Me: (nodding my head yes, with an expression on my face that says, "You've told me a minimum of five times in the last ten days, that Matt is a bouncer at the Hawk.")
Zach: Anyway, some say Matt was starting a fight. That's neither here nor there. Matt has a love interest, but he has a swollen face and a busted ankle. I mean, he was worked over. And this hottie, a Vietnamese chick, invited him to a formal dance. Matt was in no position to bust any moves or tear up any carpet suffering from both White Man's Syndrome and a bum ankle. So he said he sprained his ankle playing basketball.
Me: He should of said he got in a fight. As the saying goes, chicks dig rebels.
Zach: I told him girls like that. He told me, "Zach, not when you get your ass kicked. They like ass kickers!" Touche Matt, touche.
2) Parent-Teacher ConferencesI have parent-teacher conferences this week. There's only one parent that I've encountered so far that is fluent in English. That was the
only parent-teacher conference that I had a significant part in. Parent-teacher conferences are so boring. I am just a mannequin. The conversations are entirely done in Korean, and I speak for a little under a minute, what I say is then translated into Korean. Each conference is about ten minutes long, I'd rather watch paint dry.
My co-teacher, Eva, does 97% of the talking. I just try and sit there with good posture. After about the seventh conference, roughly an hour of talking to parents, I started thinking of that story above. At first, I cracked a smile at Matt saying, "Not when you get your ass kicked Zach; They don't like that! They like ass kickers!" Then I started to chuckle silently. I'm sorry, Matt getting beat up by a large Samoan is funny. The more I began to think about the whole silly scenario the harder it was to contain by growing smile. Then I started to laugh...out loud. I couldn't help myself.
I'm sure the mother asked Eva, "Why is this crazy foreigner laughing?" Eva asked me what was funny, and I told her a non-funny story about the parent's child. The mother, thinking anything about her child was good, began to laugh out loud too. Maybe Eva translated the story so it was funny. But for whatever reason, the mom began to laugh. Eva then joined the party. So all three of us were laughing in this teacher's conference. This all started because of a twisted ankle and a big Samoan.

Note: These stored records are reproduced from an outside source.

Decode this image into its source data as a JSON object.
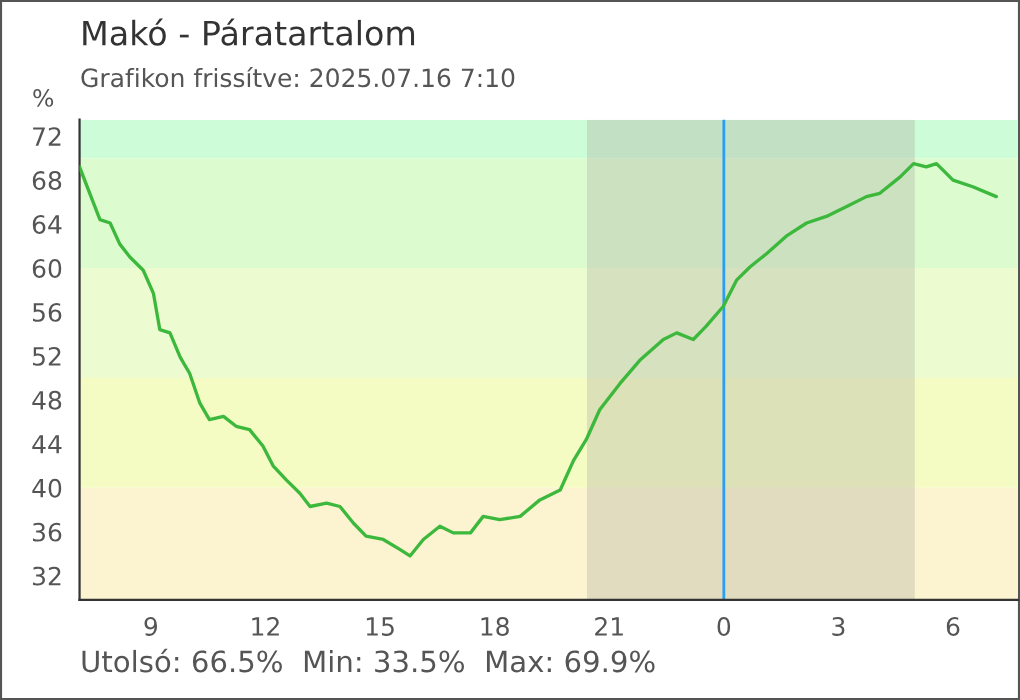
{
  "chart_data": {
    "type": "line",
    "title": "Makó - Páratartalom",
    "subtitle": "Grafikon frissítve: 2025.07.16 7:10",
    "ylabel": "%",
    "annotations": [
      "Utolsó: 66.5%  Min: 33.5%  Max: 69.9%"
    ],
    "x": [
      "2025-07-15T07:08",
      "2025-07-15T07:24",
      "2025-07-15T07:40",
      "2025-07-15T07:56",
      "2025-07-15T08:11",
      "2025-07-15T08:27",
      "2025-07-15T08:48",
      "2025-07-15T09:04",
      "2025-07-15T09:14",
      "2025-07-15T09:30",
      "2025-07-15T09:46",
      "2025-07-15T10:01",
      "2025-07-15T10:17",
      "2025-07-15T10:32",
      "2025-07-15T10:54",
      "2025-07-15T11:14",
      "2025-07-15T11:35",
      "2025-07-15T11:56",
      "2025-07-15T12:12",
      "2025-07-15T12:33",
      "2025-07-15T12:54",
      "2025-07-15T13:10",
      "2025-07-15T13:36",
      "2025-07-15T13:57",
      "2025-07-15T14:18",
      "2025-07-15T14:38",
      "2025-07-15T15:05",
      "2025-07-15T15:31",
      "2025-07-15T15:47",
      "2025-07-15T16:08",
      "2025-07-15T16:34",
      "2025-07-15T16:55",
      "2025-07-15T17:22",
      "2025-07-15T17:42",
      "2025-07-15T18:08",
      "2025-07-15T18:40",
      "2025-07-15T19:11",
      "2025-07-15T19:43",
      "2025-07-15T20:04",
      "2025-07-15T20:24",
      "2025-07-15T20:45",
      "2025-07-15T21:17",
      "2025-07-15T21:48",
      "2025-07-15T22:25",
      "2025-07-15T22:46",
      "2025-07-15T23:12",
      "2025-07-15T23:32",
      "2025-07-15T23:59",
      "2025-07-16T00:20",
      "2025-07-16T00:41",
      "2025-07-16T01:07",
      "2025-07-16T01:38",
      "2025-07-16T02:10",
      "2025-07-16T02:41",
      "2025-07-16T03:13",
      "2025-07-16T03:44",
      "2025-07-16T04:05",
      "2025-07-16T04:37",
      "2025-07-16T04:58",
      "2025-07-16T05:18",
      "2025-07-16T05:34",
      "2025-07-16T06:00",
      "2025-07-16T06:31",
      "2025-07-16T07:08"
    ],
    "series": [
      {
        "color": "#3cb83c",
        "values": [
          69.2,
          66.8,
          64.4,
          64.1,
          62.2,
          61.0,
          59.8,
          57.7,
          54.4,
          54.1,
          51.9,
          50.4,
          47.7,
          46.2,
          46.5,
          45.6,
          45.3,
          43.8,
          42.0,
          40.7,
          39.5,
          38.3,
          38.6,
          38.3,
          36.8,
          35.6,
          35.3,
          34.4,
          33.8,
          35.3,
          36.5,
          35.9,
          35.9,
          37.4,
          37.1,
          37.4,
          38.9,
          39.8,
          42.5,
          44.4,
          47.1,
          49.5,
          51.6,
          53.5,
          54.1,
          53.5,
          54.7,
          56.5,
          58.9,
          60.1,
          61.3,
          62.9,
          64.1,
          64.7,
          65.6,
          66.5,
          66.8,
          68.3,
          69.5,
          69.2,
          69.5,
          68.0,
          67.4,
          66.5
        ]
      }
    ],
    "xlim": [
      "2025-07-15T07:08",
      "2025-07-16T07:42"
    ],
    "ylim": [
      29.8,
      73.5
    ],
    "xticks": [
      {
        "value": "2025-07-15T09:00",
        "label": "9"
      },
      {
        "value": "2025-07-15T12:00",
        "label": "12"
      },
      {
        "value": "2025-07-15T15:00",
        "label": "15"
      },
      {
        "value": "2025-07-15T18:00",
        "label": "18"
      },
      {
        "value": "2025-07-15T21:00",
        "label": "21"
      },
      {
        "value": "2025-07-16T00:00",
        "label": "0"
      },
      {
        "value": "2025-07-16T03:00",
        "label": "3"
      },
      {
        "value": "2025-07-16T06:00",
        "label": "6"
      }
    ],
    "yticks": [
      32,
      36,
      40,
      44,
      48,
      52,
      56,
      60,
      64,
      68,
      72
    ],
    "bands": [
      {
        "axis": "y",
        "from": 70,
        "to": 73.5,
        "color": "#ccfcd8"
      },
      {
        "axis": "y",
        "from": 60,
        "to": 70,
        "color": "#dcfcd0"
      },
      {
        "axis": "y",
        "from": 50,
        "to": 60,
        "color": "#ecfcd0"
      },
      {
        "axis": "y",
        "from": 40,
        "to": 50,
        "color": "#f4fcc4"
      },
      {
        "axis": "y",
        "from": 29.8,
        "to": 40,
        "color": "#fcf4d0"
      },
      {
        "axis": "x",
        "from": "2025-07-15T20:25",
        "to": "2025-07-16T05:00",
        "color": "#b0b0a0"
      }
    ],
    "ref_lines": [
      {
        "axis": "x",
        "value": "2025-07-16T00:00",
        "color": "#2a9df4"
      }
    ],
    "grid": false,
    "legend": false,
    "marker": "none",
    "line_style": "solid"
  }
}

3) B-BallLast night, I went to play basketball at an indoor court. Indoor courts are as rare as a cold day in hell, here in Korea. Indoor courts that foreigners have access to are worth there weight
in gold. Jason, a good wholesome Canuck and a co-worker of mine, got a precious invite. Because these gyms are so rare, the organizer of the gym sends out very few invites. If this gym was open to every foreigner, it would be flooded with them. Luckily, he gave Jason the opportunity to invite one more person. Jason, who is somehow fooled into believing that I am a good guy, invited me to the glorious indoor court.
Having just spent the whole day bored off my you know what, I was looking forward to playing some basketball. This also happened to be the same day I got a good laugh at Matt's expense. Within fifteen minutes of playing, I promptly landed on another guy's foot and sprained my ankle. Karma.
4) Zach Zach lives in my neighborhood. He's just a five minute walk from my house. This is great for obvious reasons. Last year he was about an hour away, so we only got together about once a week. I expect to see a lot of the big guy this year.
5) PinkIt's said,
brave men wear pink. South Korean men must be the bravest in the world. Hey look, I love a good Salmon colored shirt, but these guys will wear any shade of pink, even Hot Pink. There's even a store called Pink, which sells both female and male clothing.